Il faut replacer l'enseignement de l'entraînement de l'esprit
qui est donné ici par rapport aux conceptions que nous
avons des trois véhicules bouddhistes. Il ne s'agit pas
d'un enseignement de chiné-lhaktong du petit ou du moindre
véhicule, ni du véhicule des bouddhas pour eux-mêmes.

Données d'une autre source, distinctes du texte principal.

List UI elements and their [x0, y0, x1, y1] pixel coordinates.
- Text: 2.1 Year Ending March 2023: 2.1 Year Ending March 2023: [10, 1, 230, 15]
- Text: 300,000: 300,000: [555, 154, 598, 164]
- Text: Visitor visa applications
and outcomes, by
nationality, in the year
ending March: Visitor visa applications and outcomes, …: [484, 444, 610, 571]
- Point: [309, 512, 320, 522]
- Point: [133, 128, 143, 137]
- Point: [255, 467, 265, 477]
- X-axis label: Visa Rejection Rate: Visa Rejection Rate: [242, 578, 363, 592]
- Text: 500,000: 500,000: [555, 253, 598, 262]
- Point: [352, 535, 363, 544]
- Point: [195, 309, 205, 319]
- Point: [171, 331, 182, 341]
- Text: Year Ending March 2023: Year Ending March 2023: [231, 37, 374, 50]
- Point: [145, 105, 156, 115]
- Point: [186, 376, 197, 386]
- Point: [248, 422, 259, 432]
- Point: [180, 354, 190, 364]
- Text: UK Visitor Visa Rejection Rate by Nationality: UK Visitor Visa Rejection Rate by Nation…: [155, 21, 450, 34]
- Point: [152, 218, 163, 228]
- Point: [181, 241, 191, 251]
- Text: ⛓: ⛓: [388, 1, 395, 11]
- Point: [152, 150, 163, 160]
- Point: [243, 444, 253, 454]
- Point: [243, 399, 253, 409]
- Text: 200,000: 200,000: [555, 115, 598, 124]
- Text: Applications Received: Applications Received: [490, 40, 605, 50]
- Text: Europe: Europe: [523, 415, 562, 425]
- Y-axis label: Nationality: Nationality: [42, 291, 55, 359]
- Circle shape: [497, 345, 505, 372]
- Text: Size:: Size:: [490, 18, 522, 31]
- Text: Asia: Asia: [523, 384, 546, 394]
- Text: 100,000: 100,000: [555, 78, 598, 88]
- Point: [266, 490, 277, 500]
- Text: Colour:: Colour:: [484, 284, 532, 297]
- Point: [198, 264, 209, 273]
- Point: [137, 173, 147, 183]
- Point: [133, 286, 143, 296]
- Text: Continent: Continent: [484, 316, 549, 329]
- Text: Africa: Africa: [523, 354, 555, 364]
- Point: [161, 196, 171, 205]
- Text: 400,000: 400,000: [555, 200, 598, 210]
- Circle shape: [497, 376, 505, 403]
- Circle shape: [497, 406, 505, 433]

Il s'agit d'un enseignement appartenant au grand véhicule,
c'est-à-dire à la voie des bodhisattvas. Concernant
l'entraînement de l'esprit de la voie des bodhisattvas,
il faut distinguer deux voies, ayant toutes deux la même
base que l'on appelle la voie des soutras - les textes et les
pratiques basés sur les soutras. L'une de ces voies n'utilise
que la voie des soutras, et permet par la pratique de chiné
puis de Lhaktong de parvenir à l'Eveil ultime. L'autre
voie commence de toute façon par l'étude et la pratique
de la voie des soutras, pour déboucher ensuite sur l'étude
et la pratique de la voie des tantras ou des mantras. Ces deux
voies ont donc une base commune et ne sont pas différentes.
Si on laisse de côté la voie des tantras et que l'on
concentre son attention sur la voie des soutras, on reconsidère
le processus pour commencer par chiné. II existe dans la
voie des soutras un chiné "commun" et un chiné
"extraordinaire ou non commun". Les pratiques de chiné
dites communes sont appelées ainsi parce qu'elles sont
communes aux véhicules des auditeurs et des bouddhas pour
eux-mêmes et au véhicule des bodhisattvas. Quelle
que soit la voie que l'on choisisse de suivre, il est nécessaire
d'obtenir une pacification des phénomènes mentaux,
et le processus est le même dans les trois véhicules.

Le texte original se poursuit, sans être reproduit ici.